Enfim, um país marcado pela instabilidade e crise, onde não há uma hegemonia estável de qualquer força política e a volatilidade política e explosividade social são características fundamentais.
A postura criminosa e genocida de Bolsonaro em relação à vacinação contra o novo coronavírus custará muitas vidas. O fim do auxílio emergencial e a política econômica anti-povo de Paulo Guedes e Bolsonaro também custarão vidas.
O cenário não será muito diferente em relação aos governos estaduais e municipais e às alternativas burguesas que são incapazes de fazer frente a Bolsonaro e atender às demandas populares em relação à saúde, ao emprego, renda, educação e condições de vida.

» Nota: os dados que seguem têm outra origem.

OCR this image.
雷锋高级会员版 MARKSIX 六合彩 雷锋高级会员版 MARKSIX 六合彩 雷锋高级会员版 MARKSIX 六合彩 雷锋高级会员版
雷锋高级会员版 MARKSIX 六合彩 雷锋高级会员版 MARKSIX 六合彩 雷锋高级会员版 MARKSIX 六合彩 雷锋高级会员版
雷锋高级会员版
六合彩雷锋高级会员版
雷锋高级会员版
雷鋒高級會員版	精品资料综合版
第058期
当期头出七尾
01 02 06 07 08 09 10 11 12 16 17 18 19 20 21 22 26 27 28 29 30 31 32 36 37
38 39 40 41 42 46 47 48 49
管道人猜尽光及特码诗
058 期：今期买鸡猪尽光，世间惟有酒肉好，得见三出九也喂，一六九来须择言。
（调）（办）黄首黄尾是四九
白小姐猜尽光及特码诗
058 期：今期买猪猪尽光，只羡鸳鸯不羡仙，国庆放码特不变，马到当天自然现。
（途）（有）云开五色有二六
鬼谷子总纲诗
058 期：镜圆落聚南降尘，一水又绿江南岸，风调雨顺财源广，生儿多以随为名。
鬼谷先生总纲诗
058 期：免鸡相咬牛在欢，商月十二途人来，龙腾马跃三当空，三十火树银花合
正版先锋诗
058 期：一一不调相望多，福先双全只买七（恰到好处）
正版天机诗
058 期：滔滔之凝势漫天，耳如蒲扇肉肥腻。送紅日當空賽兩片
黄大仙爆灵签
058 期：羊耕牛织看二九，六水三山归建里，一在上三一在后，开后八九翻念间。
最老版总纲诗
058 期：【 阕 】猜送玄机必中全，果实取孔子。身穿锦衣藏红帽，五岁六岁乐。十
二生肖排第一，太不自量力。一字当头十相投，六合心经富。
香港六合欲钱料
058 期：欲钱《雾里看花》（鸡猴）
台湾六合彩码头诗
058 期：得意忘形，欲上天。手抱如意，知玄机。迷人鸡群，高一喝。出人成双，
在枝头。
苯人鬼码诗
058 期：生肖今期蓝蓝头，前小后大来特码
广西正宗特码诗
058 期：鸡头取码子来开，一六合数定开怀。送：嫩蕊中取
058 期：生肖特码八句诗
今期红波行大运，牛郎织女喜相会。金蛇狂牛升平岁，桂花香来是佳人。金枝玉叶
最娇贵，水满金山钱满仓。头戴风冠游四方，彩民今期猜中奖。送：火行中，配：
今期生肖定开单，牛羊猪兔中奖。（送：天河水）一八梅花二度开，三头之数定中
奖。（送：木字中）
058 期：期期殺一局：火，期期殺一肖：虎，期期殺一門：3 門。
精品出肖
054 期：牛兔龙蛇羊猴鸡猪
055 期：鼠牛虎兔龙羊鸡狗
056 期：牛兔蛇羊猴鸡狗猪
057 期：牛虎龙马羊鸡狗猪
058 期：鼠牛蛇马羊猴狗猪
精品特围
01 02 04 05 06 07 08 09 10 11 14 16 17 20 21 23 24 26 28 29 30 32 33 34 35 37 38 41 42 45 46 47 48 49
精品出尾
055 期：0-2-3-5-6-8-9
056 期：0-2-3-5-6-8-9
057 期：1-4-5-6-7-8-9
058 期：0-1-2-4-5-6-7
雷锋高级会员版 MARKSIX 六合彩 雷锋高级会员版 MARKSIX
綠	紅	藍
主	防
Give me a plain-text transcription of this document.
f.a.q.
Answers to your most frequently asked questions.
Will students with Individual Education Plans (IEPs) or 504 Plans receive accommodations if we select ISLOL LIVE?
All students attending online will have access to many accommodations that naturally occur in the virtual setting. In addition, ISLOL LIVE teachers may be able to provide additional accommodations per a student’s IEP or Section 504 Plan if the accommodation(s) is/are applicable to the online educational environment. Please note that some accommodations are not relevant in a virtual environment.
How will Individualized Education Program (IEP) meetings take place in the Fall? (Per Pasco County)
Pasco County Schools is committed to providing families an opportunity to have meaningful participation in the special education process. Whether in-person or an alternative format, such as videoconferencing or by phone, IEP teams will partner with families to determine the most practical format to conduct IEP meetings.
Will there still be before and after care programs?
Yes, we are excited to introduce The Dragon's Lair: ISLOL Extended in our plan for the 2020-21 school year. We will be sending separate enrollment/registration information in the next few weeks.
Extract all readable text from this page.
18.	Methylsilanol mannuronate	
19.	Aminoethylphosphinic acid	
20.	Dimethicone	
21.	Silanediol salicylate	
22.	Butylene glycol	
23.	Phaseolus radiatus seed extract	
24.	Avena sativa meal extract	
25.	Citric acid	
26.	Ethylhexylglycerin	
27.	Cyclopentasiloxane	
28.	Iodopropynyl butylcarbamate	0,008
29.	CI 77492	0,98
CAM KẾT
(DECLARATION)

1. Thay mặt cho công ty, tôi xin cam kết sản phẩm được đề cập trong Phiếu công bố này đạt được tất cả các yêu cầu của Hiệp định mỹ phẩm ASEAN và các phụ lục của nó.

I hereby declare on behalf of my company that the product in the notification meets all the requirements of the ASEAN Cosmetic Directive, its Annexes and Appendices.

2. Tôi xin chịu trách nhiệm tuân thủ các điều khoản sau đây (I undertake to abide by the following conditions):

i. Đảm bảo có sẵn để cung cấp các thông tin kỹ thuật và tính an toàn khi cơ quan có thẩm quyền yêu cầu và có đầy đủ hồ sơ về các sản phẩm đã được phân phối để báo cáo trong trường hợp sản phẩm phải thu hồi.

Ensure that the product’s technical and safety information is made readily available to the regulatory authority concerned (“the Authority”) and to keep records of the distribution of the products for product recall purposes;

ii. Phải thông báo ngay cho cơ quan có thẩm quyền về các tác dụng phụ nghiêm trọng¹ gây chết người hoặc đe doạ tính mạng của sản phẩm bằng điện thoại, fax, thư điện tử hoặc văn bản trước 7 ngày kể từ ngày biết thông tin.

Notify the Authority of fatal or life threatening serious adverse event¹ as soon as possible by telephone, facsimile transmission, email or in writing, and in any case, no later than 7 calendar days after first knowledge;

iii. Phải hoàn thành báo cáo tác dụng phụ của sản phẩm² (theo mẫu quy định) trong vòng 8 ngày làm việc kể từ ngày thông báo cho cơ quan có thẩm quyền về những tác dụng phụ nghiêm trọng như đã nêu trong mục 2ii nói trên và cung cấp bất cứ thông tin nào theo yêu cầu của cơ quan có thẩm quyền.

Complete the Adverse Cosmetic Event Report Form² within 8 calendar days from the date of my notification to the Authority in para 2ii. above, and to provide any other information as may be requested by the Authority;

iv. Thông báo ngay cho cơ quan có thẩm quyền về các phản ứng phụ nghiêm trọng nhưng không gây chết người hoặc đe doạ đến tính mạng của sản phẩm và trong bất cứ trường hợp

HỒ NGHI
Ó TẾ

Tensão social e lutas acontecerão em 2021, não existe outra possibilidade. A questão é se essas lutas e essa tensão social será organizada, coordenada e canalizada para um projeto político de esquerda consequente dos trabalhadores e dos oprimidos.
O papel do PSOL e da esquerda socialista
Depois das eleições municipais, a esquerda socialista, em particular o PSOL, está mais bem localizada para cumprir um papel decisivo para que isso aconteça. Mas, para isso terá que, em primeiro lugar, recusar o caminho petista de simplesmente esperar as eleições de 2022.
O papel do PSOL e dos movimentos sociais combativos é oferecer um caminho de luta a todos aqueles sob ataque dos patrões e dos governos, do bolsonarismo e da direita neoliberal tradicional.
A unidade na luta é fundamental envolvendo todos os setores dispostos a apoiar a resistência de trabalhadores ameaçados de demissão, servidores públicos com direitos cassados, a população sem acesso à moradia, negros e negras, mulheres, indígenas e população LGBTQI+ sob ataque.
Essa unidade nas ruas, nos locais de trabalho, nos bairros, no campo, nas escolas e universidades deve recolocar a tarefa de derrubar Bolsonaro desde já.
Mas, junto com a construção do máximo de unidade na luta é preciso construirmos um programa e um projeto político anticapitalista e socialista capazes de oferecer uma alternativa global à histórica crise que vivemos.
As eleições de 2020 fizeram avançar um processo de reorganização da esquerda no Brasil. Mas, será nas lutas de 2021 que esse processo pode se aprofundar e criar as condições para o fortalecimento de uma nova esquerda socialista de massas no Brasil que supere os erros e traições do lulo-petismo e da velha esquerda.
Todos e todas ao terceiro turno das lutas!
Fora Bolsonaro, Mourão e a agenda autoritária e neoliberal!
Construir uma alternativa de esquerda anticapitalista e socialista para o Brasil.